The name ‘Pucino Col Fondo’ has historical resonances of its own. Pliny the Elder, writing in AD 77 or thereabouts, recorded that the wine of ‘Pucinum’ that was produced near the Adriatic in the province of Friuli was the finest available for ‘medicinal purposes’.

Image result for pliny the elder natural history

Pliny the Elder, courtesy of AJS Gems

Livia Augusta, the wife of the Emperor Augustus, apparently ‘attributed her longevity’ to this wine. That wine was probably not sparkling. It’s only in the mid nineteenth century that the first claims for sparkling Prosecco surface in Italy though the wine was well known for centuries before that date.

‘Col Fondo’ takes us back to the sparkling origins of prosecco. Prosecco is made by the tank method – rather than in bottle fermentation like Champagne – and the Dal Zotto wine is bottled without filtering out the lees that drift to the bottle of the fermentation tank. Hence the cloudy appearance. It slowly settles out in the glass with time.

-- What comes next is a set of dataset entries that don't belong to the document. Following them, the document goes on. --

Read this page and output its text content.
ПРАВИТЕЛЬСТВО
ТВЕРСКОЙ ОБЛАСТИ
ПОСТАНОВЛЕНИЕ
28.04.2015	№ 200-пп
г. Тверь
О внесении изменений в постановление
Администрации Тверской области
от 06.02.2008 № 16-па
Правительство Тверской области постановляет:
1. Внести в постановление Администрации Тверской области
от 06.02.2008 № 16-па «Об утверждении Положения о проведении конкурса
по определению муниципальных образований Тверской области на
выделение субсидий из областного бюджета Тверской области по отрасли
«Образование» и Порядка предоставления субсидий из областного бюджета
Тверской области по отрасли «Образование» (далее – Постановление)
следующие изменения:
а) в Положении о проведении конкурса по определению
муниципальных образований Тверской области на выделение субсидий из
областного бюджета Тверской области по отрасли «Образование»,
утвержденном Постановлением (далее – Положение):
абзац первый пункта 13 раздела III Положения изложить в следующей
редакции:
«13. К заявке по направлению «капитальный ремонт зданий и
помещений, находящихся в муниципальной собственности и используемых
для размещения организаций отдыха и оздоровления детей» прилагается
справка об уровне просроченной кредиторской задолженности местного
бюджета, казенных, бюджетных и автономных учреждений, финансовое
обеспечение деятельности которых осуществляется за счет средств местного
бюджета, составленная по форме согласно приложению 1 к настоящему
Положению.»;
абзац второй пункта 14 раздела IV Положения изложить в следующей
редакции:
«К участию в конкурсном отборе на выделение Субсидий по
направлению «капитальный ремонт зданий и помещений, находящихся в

The battle over grape names is not confined to Prosecco. The GI battle over Prosecco is about to be re-fought in Australia. The Croatian dessert wine known as ‘Prosek’ has already gone under; Australian winemakers can’t use the Prosecco name on wines sold in the UK.

prosek-prosecco

Can Prosek survive an attack of Prosecco?

There are Australian fears that if Prosecco is prohibited as a name for wine in Australia then others will follow. Moscato perhaps. Watch this space … and, if you get a chance, whether in the UK or in Australia, do try the King Valley wines. They’re very good.